We mainly had Mr. Novak in mind then, but Mr. Novak remains both free and mum about what he has or has not told the grand jury looking into the leak. Like almost everyone, we are baffled by his public posture. All we know now is that Mr. Novak - who early on expressed the opinion that no journalists who bowed to court pressure to betray sources could hold up their heads in Washington - has offered no public support to the colleague who is going to jail while he remains at liberty.

Ms. Miller did not write an article about Ms. Plame, but the prosecutor, Patrick Fitzgerald, wants to know whether anyone in government told her about Mr. Wilson's wife and her secret job. The inquiry has been conducted with such secrecy that it is hard to know exactly what Mr. Fitzgerald thinks Ms. Miller can tell him, or what argument he offered to convince the court that his need to hear her testimony outweighs the First Amendment.

What we do know is that if Ms. Miller testifies, it may be immeasurably harder in the future to persuade a frightened government employee to talk about malfeasance in high places, or a worried worker to reveal corporate crimes. The shroud of secrecy thrown over this case by the prosecutor and the judge, an egregious denial of due process, only makes it more urgent to take a stand.

Mr. Fitzgerald drove that point home chillingly when he said the authorities "can't have 50,000 journalists" making decisions about whether to reveal sources' names and that the government had a right to impose its judgment. But that's not what the founders had in mind in writing the First Amendment. In 1971, our colleague James Reston cited James Madison's admonition about a free press in explaining why The Times had first defied the Nixon administration's demand to stop publishing the Pentagon Papers and then fought a court's order to cease publication. "Among those principles deemed sacred in America," Madison wrote, "among those sacred rights considered as forming the bulwark of their liberty, which the government contemplates with awful reverence and would approach only with the most cautious circumspection, there is no one of which the importance is more deeply impressed on the public mind than the liberty of the press."
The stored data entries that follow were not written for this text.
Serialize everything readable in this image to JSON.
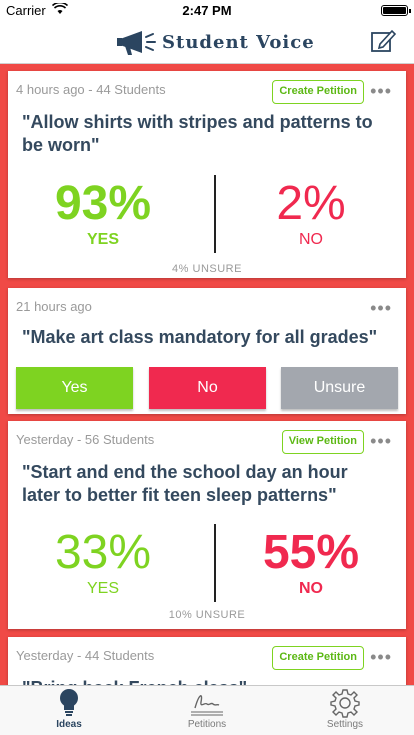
{
  "status_bar": {
    "carrier": "Carrier",
    "time": "2:47 PM",
    "battery_level": 1.0
  },
  "navbar": {
    "title": "Student Voice",
    "logo_icon": "megaphone-icon",
    "compose_icon": "compose-icon"
  },
  "cards": [
    {
      "meta": "4 hours ago - 44 Students",
      "petition_label": "Create Petition",
      "question": "\"Allow shirts with stripes and patterns to be worn\"",
      "yes_pct": "93%",
      "yes_label": "YES",
      "no_pct": "2%",
      "no_label": "NO",
      "unsure": "4% UNSURE"
    },
    {
      "meta": "21 hours ago",
      "question": "\"Make art class mandatory for all grades\"",
      "buttons": {
        "yes": "Yes",
        "no": "No",
        "unsure": "Unsure"
      }
    },
    {
      "meta": "Yesterday - 56 Students",
      "petition_label": "View Petition",
      "question": "\"Start and end the school day an hour later to better fit teen sleep patterns\"",
      "yes_pct": "33%",
      "yes_label": "YES",
      "no_pct": "55%",
      "no_label": "NO",
      "unsure": "10% UNSURE"
    },
    {
      "meta": "Yesterday - 44 Students",
      "petition_label": "Create Petition",
      "question": "\"Bring back French class\""
    }
  ],
  "tabs": [
    {
      "label": "Ideas",
      "icon": "lightbulb-icon",
      "active": true
    },
    {
      "label": "Petitions",
      "icon": "signature-icon",
      "active": false
    },
    {
      "label": "Settings",
      "icon": "gear-icon",
      "active": false
    }
  ],
  "colors": {
    "background": "#f04a46",
    "yes": "#7ed321",
    "no": "#f0294f",
    "unsure": "#a3a7ae",
    "title": "#2b4560"
  }
}
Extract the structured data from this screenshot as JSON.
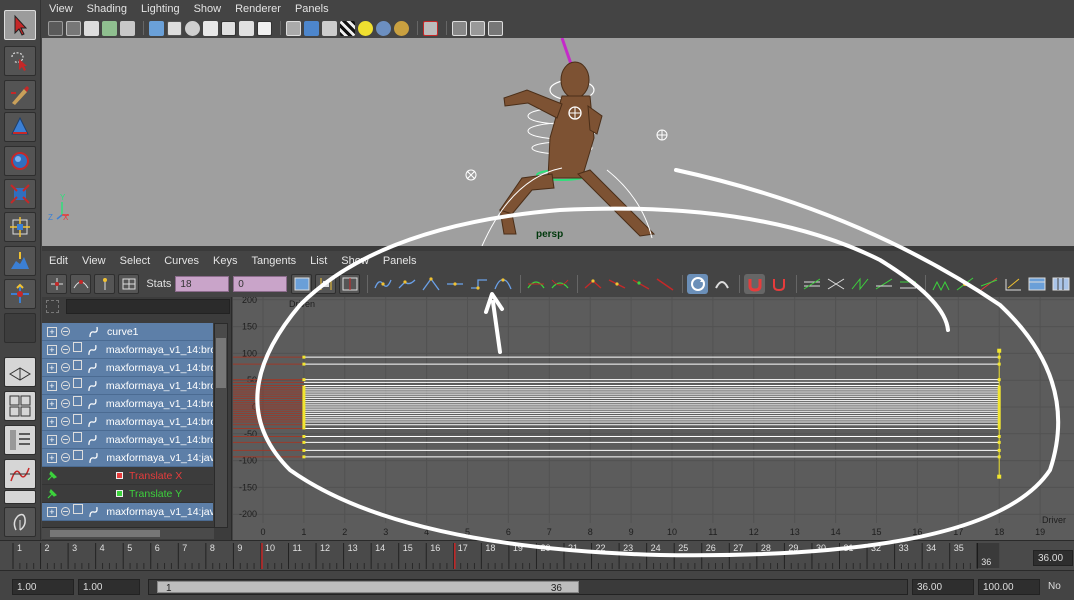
{
  "viewport_menu": [
    "View",
    "Shading",
    "Lighting",
    "Show",
    "Renderer",
    "Panels"
  ],
  "viewport": {
    "camera_label": "persp",
    "axis_y": "Y",
    "axis_z": "Z",
    "axis_x": "X"
  },
  "graph_menu": [
    "Edit",
    "View",
    "Select",
    "Curves",
    "Keys",
    "Tangents",
    "List",
    "Show",
    "Panels"
  ],
  "graph_toolbar": {
    "stats_label": "Stats",
    "stats_value_1": "18",
    "stats_value_2": "0"
  },
  "outliner": {
    "rows": [
      {
        "label": "curve1",
        "type": "curve"
      },
      {
        "label": "maxformaya_v1_14:bro",
        "type": "node"
      },
      {
        "label": "maxformaya_v1_14:bro",
        "type": "node"
      },
      {
        "label": "maxformaya_v1_14:bro",
        "type": "node"
      },
      {
        "label": "maxformaya_v1_14:bro",
        "type": "node"
      },
      {
        "label": "maxformaya_v1_14:bro",
        "type": "node"
      },
      {
        "label": "maxformaya_v1_14:bro",
        "type": "node"
      },
      {
        "label": "maxformaya_v1_14:jav",
        "type": "node"
      },
      {
        "label": "Translate X",
        "type": "channel",
        "color": "#e63c3c"
      },
      {
        "label": "Translate Y",
        "type": "channel",
        "color": "#3cd23c"
      },
      {
        "label": "maxformaya_v1_14:jav",
        "type": "node"
      }
    ]
  },
  "graph": {
    "title_label": "Driven",
    "x_axis_label": "Driver",
    "y_ticks": [
      "200",
      "150",
      "100",
      "50",
      "0",
      "-50",
      "-100",
      "-150",
      "-200"
    ],
    "x_ticks": [
      "0",
      "1",
      "2",
      "3",
      "4",
      "5",
      "6",
      "7",
      "8",
      "9",
      "10",
      "11",
      "12",
      "13",
      "14",
      "15",
      "16",
      "17",
      "18",
      "19"
    ]
  },
  "timeslider": {
    "ticks": [
      "1",
      "2",
      "3",
      "4",
      "5",
      "6",
      "7",
      "8",
      "9",
      "10",
      "11",
      "12",
      "13",
      "14",
      "15",
      "16",
      "17",
      "18",
      "19",
      "20",
      "21",
      "22",
      "23",
      "24",
      "25",
      "26",
      "27",
      "28",
      "29",
      "30",
      "31",
      "32",
      "33",
      "34",
      "35",
      "36"
    ],
    "end_marker": "36",
    "current_time": "36.00"
  },
  "range_bar": {
    "start_time": "1.00",
    "range_start": "1.00",
    "slider_start": "1",
    "slider_end": "36",
    "range_end": "36.00",
    "end_time": "100.00",
    "extra": "No"
  }
}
Mr. Fitzgerald's attempts to interfere with the rights of a free press while refusing to disclose his reasons for doing so, when he can't even say whether a crime has been committed, have exhibited neither reverence nor cautious circumspection. It would compound the tragedy if his actions emboldened more prosecutors to trample on a free press.

Our Bottom Line

Responsible journalists recognize that press freedoms are not absolute and must be exercised responsibly. This newspaper will not, for example, print the details of American troop movements in advance of a battle, because publication would endanger lives and national security. But these limits cannot be dictated by the whim of a branch of government, especially behind a screen of secrecy.

Indeed, the founders warned against any attempt to have the government set limits on a free press, under any conditions. "However desirable those measures might be which might correct without enslaving the press, they have never yet been devised in America," Madison wrote.

Journalists talk about these issues a great deal, and they can seem abstract. The test comes when a colleague is being marched off to jail for doing nothing more than the job our readers expected of her, and of the rest of us. The Times has been in these fights before, beginning in 1857, when a journalist named J. W. Simonton wrote an editorial about bribery in Congress and was held in contempt by the House of Representatives for 19 days when he refused to reveal his sources. In the end, Mr. Simonton kept faith, and the corrupt congressmen resigned. All of our battles have not had equally happy endings. But each time, whether we win or we lose, we remain convinced that the public wins in the long run and that what is at stake is nothing less than our society's perpetual bottom line: the citizens control the government in a democracy.

We stand with Ms. Miller and thank her for taking on that fight for the rest of us.